I was standing at the corner of 10th and Piedmont last October, watching a river of rainbow flags pour down the street. A drag queen in sequins was perched on a float, a group of teenagers were chanting “love is love,” and someone handed me a bead necklace like I’d been part of the crew all along. The air buzzed with bass and laughter, and for a moment, my chest felt lighter than it had in weeks.

That wasn’t just good vibes. It was biology.
Humans are wired to belong. Our ancestors survived not by being the fastest or the strongest but by sticking together. To be cast out meant danger, even death. Our nervous systems still treat social rejection like a physical injury. MRI scans show that exclusion lights up the same pain centers in the brain as a broken bone. No wonder the queer heart aches when it’s told to hide.
Many of us know that ache well. Growing up, you might have felt it in a classroom where you kept quiet, or at a family dinner where your truth stayed tucked behind your teeth. Some carry even older echoes, what scientists now call “epigenetic scars.” Trauma can alter how genes are expressed, meaning vigilance and stress sometimes ripple through generations like a haunting. The body keeps receipts.
And then Pride arrives.
Walking through Piedmont Park during the festival, you can feel bodies exhale. Strangers link arms. Couples kiss openly on picnic blankets. A mom hoists her kid on her shoulders, the child’s tiny hands waving a rainbow fan. All of it floods the body with cues of safety: cortisol levels sink, oxytocin—the bonding hormone—spikes, and heart rates sync to the rhythm of drums in the parade.
That’s why people cry at Pride.

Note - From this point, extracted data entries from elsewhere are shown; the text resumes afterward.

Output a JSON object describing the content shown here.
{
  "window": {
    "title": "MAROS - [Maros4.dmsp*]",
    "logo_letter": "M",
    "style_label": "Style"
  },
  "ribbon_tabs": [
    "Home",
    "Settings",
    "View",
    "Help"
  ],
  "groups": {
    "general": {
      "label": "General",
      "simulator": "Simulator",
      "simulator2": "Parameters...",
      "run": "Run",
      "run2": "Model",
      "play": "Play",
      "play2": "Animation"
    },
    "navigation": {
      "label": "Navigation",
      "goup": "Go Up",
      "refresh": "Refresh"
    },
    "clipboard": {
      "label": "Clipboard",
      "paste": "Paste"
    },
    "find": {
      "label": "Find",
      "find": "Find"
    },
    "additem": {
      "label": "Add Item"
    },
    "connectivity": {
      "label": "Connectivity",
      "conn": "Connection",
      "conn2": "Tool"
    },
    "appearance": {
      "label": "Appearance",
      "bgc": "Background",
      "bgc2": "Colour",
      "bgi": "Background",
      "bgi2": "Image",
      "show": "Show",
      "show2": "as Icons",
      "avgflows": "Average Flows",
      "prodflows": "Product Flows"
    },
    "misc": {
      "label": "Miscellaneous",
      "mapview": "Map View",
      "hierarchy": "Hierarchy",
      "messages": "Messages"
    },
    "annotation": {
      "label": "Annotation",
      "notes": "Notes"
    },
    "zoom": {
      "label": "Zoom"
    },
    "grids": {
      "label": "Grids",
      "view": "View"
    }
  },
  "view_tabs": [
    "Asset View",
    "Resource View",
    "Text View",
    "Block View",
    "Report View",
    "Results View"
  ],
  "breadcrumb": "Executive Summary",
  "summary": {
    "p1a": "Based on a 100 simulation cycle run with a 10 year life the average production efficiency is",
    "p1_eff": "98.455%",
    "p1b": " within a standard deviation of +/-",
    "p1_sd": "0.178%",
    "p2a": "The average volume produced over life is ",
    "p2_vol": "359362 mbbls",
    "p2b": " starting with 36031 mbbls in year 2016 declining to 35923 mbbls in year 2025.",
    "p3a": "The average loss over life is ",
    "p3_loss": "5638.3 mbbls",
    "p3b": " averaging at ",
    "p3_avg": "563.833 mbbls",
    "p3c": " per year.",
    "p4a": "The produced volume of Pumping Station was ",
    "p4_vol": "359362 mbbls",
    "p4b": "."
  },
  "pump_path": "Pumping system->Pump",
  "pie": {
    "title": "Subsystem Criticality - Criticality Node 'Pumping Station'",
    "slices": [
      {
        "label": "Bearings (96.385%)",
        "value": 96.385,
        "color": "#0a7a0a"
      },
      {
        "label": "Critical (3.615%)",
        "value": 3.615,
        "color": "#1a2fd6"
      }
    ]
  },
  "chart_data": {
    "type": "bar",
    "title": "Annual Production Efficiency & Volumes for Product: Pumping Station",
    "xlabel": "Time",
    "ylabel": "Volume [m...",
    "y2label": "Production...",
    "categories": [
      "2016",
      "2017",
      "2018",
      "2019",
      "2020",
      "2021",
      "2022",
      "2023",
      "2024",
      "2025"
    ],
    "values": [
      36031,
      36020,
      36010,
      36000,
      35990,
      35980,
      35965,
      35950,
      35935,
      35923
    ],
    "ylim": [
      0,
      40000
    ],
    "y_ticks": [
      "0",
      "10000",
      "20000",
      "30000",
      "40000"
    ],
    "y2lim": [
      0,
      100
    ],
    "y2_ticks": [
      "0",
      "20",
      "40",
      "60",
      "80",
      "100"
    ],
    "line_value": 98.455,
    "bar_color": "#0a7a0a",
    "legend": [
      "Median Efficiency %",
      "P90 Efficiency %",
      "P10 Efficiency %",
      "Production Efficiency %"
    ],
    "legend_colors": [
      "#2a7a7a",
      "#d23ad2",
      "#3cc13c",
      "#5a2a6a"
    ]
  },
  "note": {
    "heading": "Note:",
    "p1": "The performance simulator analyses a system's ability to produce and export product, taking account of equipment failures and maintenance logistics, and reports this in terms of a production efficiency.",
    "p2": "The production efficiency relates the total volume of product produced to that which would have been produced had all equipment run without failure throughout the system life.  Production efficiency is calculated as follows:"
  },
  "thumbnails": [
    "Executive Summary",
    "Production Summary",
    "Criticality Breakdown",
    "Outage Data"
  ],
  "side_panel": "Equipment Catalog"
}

I saw a man near me on the parade route, maybe in his fifties, tears streaming behind his sunglasses as he clutched his partner’s hand. He wasn’t sad, his body was remembering. The nervous system that had braced for rejection for decades was finally being told: you belong.

This is more than celebration. It’s repair. Pride teaches the body a new story. One where we aren’t hiding, but shining. Where exclusion is replaced by inclusion, and shame is rewritten as joy.
So when you step into the crowd this year, whether at the corner of 10th and Piedmont, under the canopy of trees in Piedmont Park, or at one of the late-night dance parties, notice what happens inside you. That flutter in your chest isn’t just glitter and music. It’s biology rebooting. It’s the body healing itself through belonging.
And belonging, after all, is what we were built for.